Но Трешем готов позволить ей ввергнуть его в ужасный скандал. И даже герцогу Трешему будет очень сложно его загладить.
На глаза навернулись слезы, грозя перелиться через край и покатиться по щекам.
Трешем ее любит.
— К черту все! — резко бросил он. — Я немедленно посылаю человека в церковь. Нет, поеду сам. Пусть Бетти упакует твои вещи. Сегодня же днем я отвезу тебя в Актон.
Он неправильно понял ее слезы.
— Треш, — сказала она, — я выхожу замуж за Хейворда, потому что хочу этого. Потому что я буду с ним счастлива.
И внезапно ей пришло в голову, что она никогда не называла старшего брата по имени — Джоселин. Он был Эверли, графом Эверли, до семнадцати лет, пока не умер их отец, а с тех пор стал Трешемом. А вдруг ему это не нравилось? Вдруг ему тоже не хватало семьи? Но теперь слишком поздно называть его Джоселином. Для нее он всегда будет Трешемом.
Он очень внимательно смотрел на нее своими почти черными глазами.
— И я полагаю, — произнес он, — что только это и имеет значение, когда все уже сказано и сделано.
Брат предложил ей руку, и она ее приняла.
Она больше не вернется в эту комнату и в свою спальню. Сегодня она будет ночевать, что вполне уместно, в «Розе и короне» рядом с Ридингом. А через несколько дней поселится в Уимсбери-Эбби в Шропшире. Она станет графиней Хейворд, замужней дамой, женой Эдварда.
Сердце и желудок совершили энергичное па-де-де. Выходя из комнаты, Анджелина не стала оборачиваться.
Ночь, проведенная в «Павлине», не повлекла за собой никаких последствий. Анджелина смогла заверить в этом Эдварда еще месяц назад, и он испытал огромное облегчение, потому что поспешная женитьба по специальной лицензии и ребенок, родившийся восьмимесячным, говорили бы сами за себя, а он бы предпочел обойтись без этого рассказа, хотя ничуть не сожалел о той ночи. Она была свободной, наполненной страстью и просто чудесной — и очень личной. Очень тайной.
Эдвард улыбнулся, вспомнив ее страстное, счастливое лицо, склонившееся над ним, когда она назвала себя его тайной любовницей и поклялась, что будет называть его по имени только наедине.
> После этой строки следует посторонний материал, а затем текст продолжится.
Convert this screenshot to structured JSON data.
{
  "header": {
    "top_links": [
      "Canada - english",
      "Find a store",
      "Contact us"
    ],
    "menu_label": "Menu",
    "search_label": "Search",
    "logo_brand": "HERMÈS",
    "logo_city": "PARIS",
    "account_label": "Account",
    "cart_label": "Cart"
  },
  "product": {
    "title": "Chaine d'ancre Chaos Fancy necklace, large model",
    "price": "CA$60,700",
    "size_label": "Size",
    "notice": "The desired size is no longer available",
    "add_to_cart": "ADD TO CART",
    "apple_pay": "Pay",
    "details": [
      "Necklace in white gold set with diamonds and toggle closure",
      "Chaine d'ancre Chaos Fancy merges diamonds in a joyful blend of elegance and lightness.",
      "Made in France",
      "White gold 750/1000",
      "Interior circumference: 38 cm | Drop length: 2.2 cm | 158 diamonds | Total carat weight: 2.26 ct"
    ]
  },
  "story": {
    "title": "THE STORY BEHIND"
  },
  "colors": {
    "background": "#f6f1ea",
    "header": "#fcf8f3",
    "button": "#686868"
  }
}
С тех пор он всегда был для нее Хейвордом, поскольку помолвка проходила в строжайшем соответствии с приличиями и они едва ли хоть раз остались вдвоем в течение тех шести недель после того, как его предложение было принято.
Но сегодня ночью они будут только вдвоем.
Казалось самым подходящим провести эту ночь в «Розе и короне». Эдвард предложил это Анджелине, а она засмеялась и сказала, что да, это будет дивно. И добавила, что ни на секунду не выйдет одна в пивной зал. А он со всей серьезностью ответил, что лучше ей этого не делать. А затем они посмотрели друг другу в глаза и рассмеялись.
Эдвард чувствовал, как за его спиной заполняется церковь. Хорошее воспитание не позволяло гостям разговаривать громко, но слышались шепотки, и бормотание, и шорох одежды.
Джордж Хедли, его шафер, стоявший рядом, прокашлялся и попытался ослабить галстук. Хедли нервничал намного сильнее, чем Эдвард. Ему не меньше недели снилось, что в главный момент он роняет кольцо, оно со звоном катится от ряда к ряду и ему приходится изображать из себя полного идиота, пытаясь его поймать.
Эдвард не нервничал. Он был взволнован. Он выполнял свой долг, угождал семье и одновременно радовал себя. Он счастливый человек.
Если, конечно, в последний момент Анджелина не передумает. Трешем, конечно, не упустит возможность попытаться отговорить ее от брака, который очень не одобряет. Ему не нравится Эдвард, что, вероятно, достаточно справедливо, поскольку и сам Эдвард не испытывал особой любви ни к нему, ни к лорду Фердинанду Дадли, наслаждавшемуся сезоном в особенно беспечной, а зачастую и безрассудной манере. Но они будут достаточно любезны друг с другом, думал Эдвард, если, конечно, Анджелина все-таки выйдет за него замуж.